I’ve actually written about 9/11 before, in brief and at length. I recalled last year what happened to me that day in 2001, when I admitted I felt less affected than many other people in the United States seem to have been. People say “Never forget” and I’m doing my part not to, even though I still think maybe we just… should forget… or move on, at least.
In writing this post, I was watching a video of the attacks (and yes, I watched all 26 minutes and 26 seconds of it) and wanted to make semi-tongue-in-cheek comments about the video quality, lack of a steady hand in filming, the sound(s) of the firetrucks and emergency vehicles, the huge fires and all that smoke, the dust clouds, and other less-than-sympathetic notes… but I kept checking myself because I know that the entirety of 9/11 is triggering for a lot of people. Not many people have fond memories of that day, to be sure. I have to remember that and be respectful.
From the director of Clear Blue Tuesday, Elizabeth Lucas (emphasis mine):
Everyone has a 9/11 story… It’s as if, with all our public mourning and warfare and political debate, we have yet to have a personal discussion about the impact on individuals of such a defining event. As a nation we chose our designated mourners, our culprits and our defenders and they have stolen away an event that belongs to all of us, no matter how close or far we were to the epicenter. Memories of what happened are indelibly etched in all our minds, but the aftereffect variations are as numerous as people. I’ve heard so many stories of life change… that tell of resilience, grief, community, guilt, anger, fear, love and determination. Some left New York and some decided to stay forever. More than a few people have told me their lives changed for the better since 9/11 by making them more aware, more grateful, more focused and more likely to jettison negative influences from their lives. 9/11 was a catalyst for personal change, both good and bad.

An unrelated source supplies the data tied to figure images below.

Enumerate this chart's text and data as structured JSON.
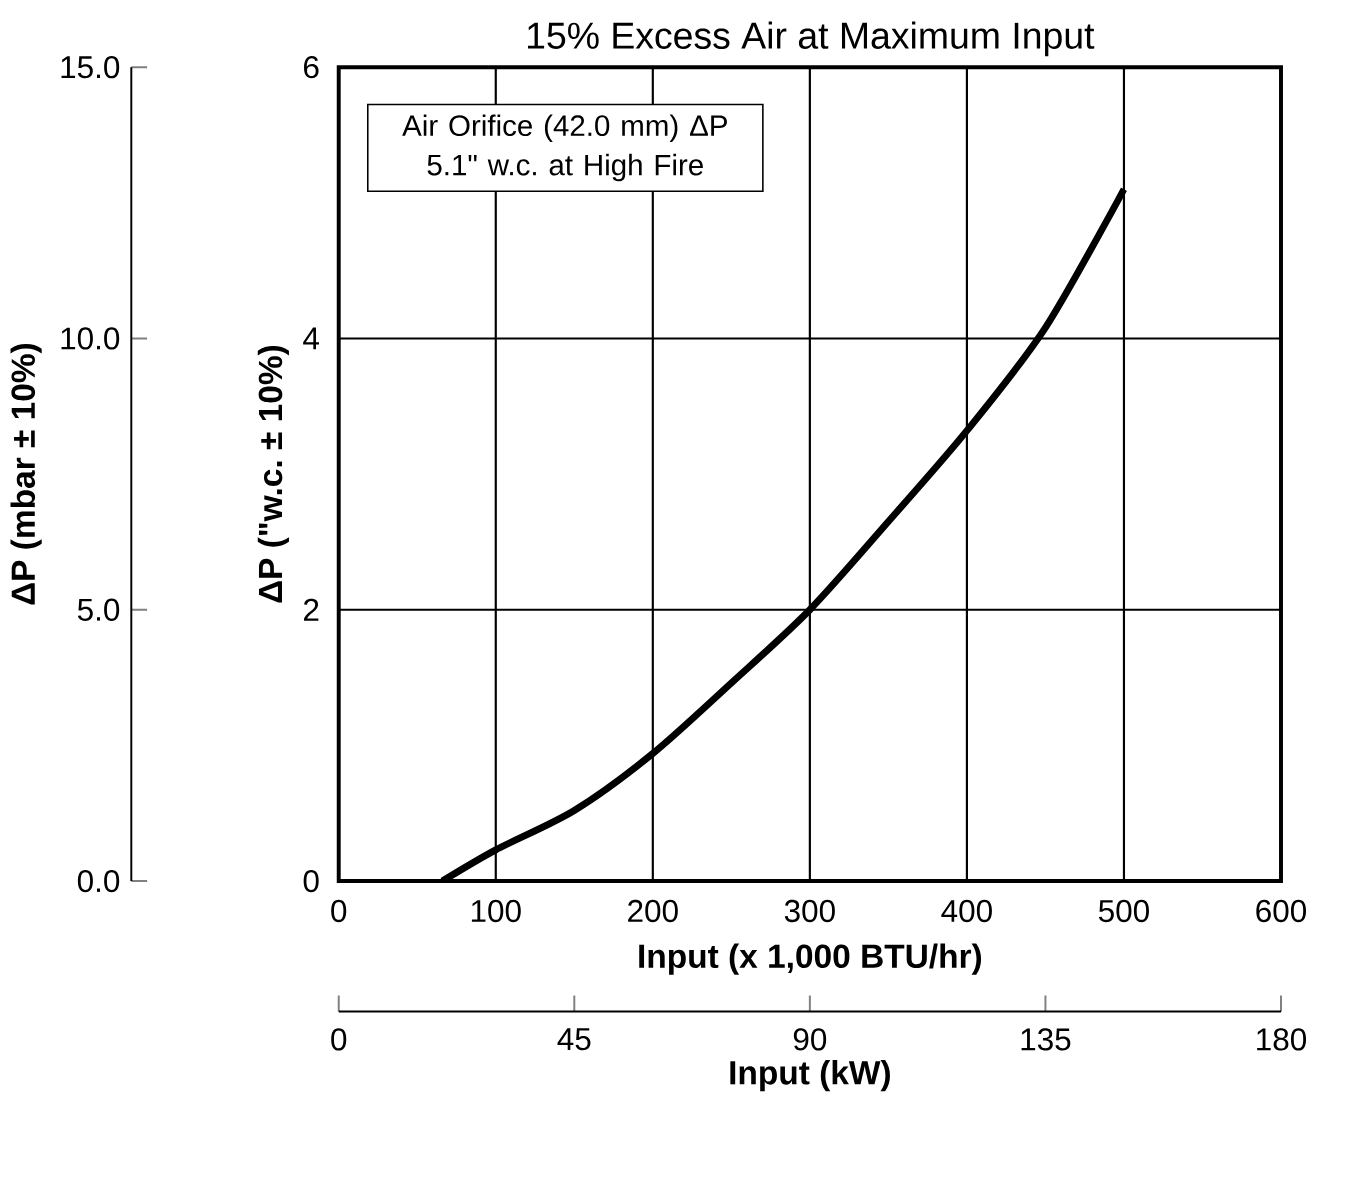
{
  "chart_data": {
    "type": "line",
    "title": "15% Excess Air at Maximum Input",
    "xlabel": "Input (x 1,000 BTU/hr)",
    "ylabel": "ΔP (\"w.c. ± 10%)",
    "y2label": "ΔP (mbar ± 10%)",
    "x2label": "Input (kW)",
    "annotations": [
      "Air Orifice (42.0 mm) ΔP 5.1\" w.c. at High Fire"
    ],
    "x": [
      66,
      100,
      150,
      200,
      250,
      300,
      350,
      400,
      450,
      500
    ],
    "series": [
      {
        "color": "#000000",
        "values": [
          0,
          0.23,
          0.52,
          0.94,
          1.46,
          2.0,
          2.65,
          3.32,
          4.08,
          5.1
        ]
      }
    ],
    "xlim": [
      0,
      600
    ],
    "ylim": [
      0,
      6
    ],
    "xticks": [
      0,
      100,
      200,
      300,
      400,
      500,
      600
    ],
    "yticks": [
      0,
      2,
      4,
      6
    ],
    "y2lim": [
      0,
      15
    ],
    "y2ticks": [
      {
        "value": 0,
        "label": "0.0"
      },
      {
        "value": 5,
        "label": "5.0"
      },
      {
        "value": 10,
        "label": "10.0"
      },
      {
        "value": 15,
        "label": "15.0"
      }
    ],
    "x2lim": [
      0,
      180
    ],
    "x2ticks": [
      0,
      45,
      90,
      135,
      180
    ],
    "grid": true,
    "marker": "none",
    "line_style": "solid"
  }
}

I lived in New York for two years and fell in love there, but I arrived years after September 11th had been branded into everyone’s minds and scarred the face of the city. I went there already knowing I would have to live with the baggage. I’d go back in a minute if I could. No matter what I do, I dread this time every year because I think about what happened all over again. I reassess my thoughts and always come up with the same conclusion: I am not as emotionally connected to the events of that Tuesday as I think I should be. Which is why I keep coming back, I think. To prove that I can sympathize, even when I really want to forget the whole thing ever happened.

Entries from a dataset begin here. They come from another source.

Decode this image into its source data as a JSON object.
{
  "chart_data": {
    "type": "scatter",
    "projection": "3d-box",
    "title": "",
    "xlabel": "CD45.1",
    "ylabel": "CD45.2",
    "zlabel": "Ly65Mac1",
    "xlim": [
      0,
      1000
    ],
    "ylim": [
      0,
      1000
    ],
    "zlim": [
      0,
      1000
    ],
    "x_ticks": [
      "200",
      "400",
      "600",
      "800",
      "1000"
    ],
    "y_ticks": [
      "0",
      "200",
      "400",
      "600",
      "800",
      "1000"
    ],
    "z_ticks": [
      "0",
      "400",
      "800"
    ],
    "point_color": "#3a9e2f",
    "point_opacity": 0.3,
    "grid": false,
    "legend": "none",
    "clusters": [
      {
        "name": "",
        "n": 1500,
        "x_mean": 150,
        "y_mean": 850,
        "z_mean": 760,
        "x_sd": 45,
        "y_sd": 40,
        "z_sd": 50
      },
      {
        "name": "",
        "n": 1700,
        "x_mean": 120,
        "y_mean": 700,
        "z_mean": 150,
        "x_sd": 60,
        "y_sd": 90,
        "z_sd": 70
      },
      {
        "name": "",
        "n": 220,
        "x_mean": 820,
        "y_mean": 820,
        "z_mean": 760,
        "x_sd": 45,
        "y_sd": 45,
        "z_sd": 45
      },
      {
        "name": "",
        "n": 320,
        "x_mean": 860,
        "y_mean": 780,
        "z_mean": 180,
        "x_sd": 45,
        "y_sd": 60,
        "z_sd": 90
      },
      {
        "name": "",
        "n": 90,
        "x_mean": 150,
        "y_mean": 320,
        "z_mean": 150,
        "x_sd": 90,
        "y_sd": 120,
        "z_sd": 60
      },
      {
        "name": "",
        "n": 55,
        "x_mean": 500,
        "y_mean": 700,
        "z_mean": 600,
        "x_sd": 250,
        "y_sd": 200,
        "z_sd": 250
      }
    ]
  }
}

My sister asked if I would be writing about the so-called “Ground Zero Mosque“. My answer is: No, I won’t be, except to say that the Quran-burning minister from Florida is a complete idiot and that books should be read, not burned. Here is my contribution to International Read a Book Day, a short excerpt from Stranger in a Strange Land by Robert Heinlein. (If you haven’t read it, I highly recommend the uncut version.)
I would like to attend the memorial service this morning in my town, but I’ll be working 8:15 to 2:45, so I’m going to try to go to the service at the Memorial Fountain in Sherman Oaks after I get off work. I say I wasn’t affected, and for all intents and purposes, I wasn’t. But I keep writing about it, and I keep thinking about it. Why did it happen? What does it mean? Why am I still thinking about it after all this time? Will I ever forget?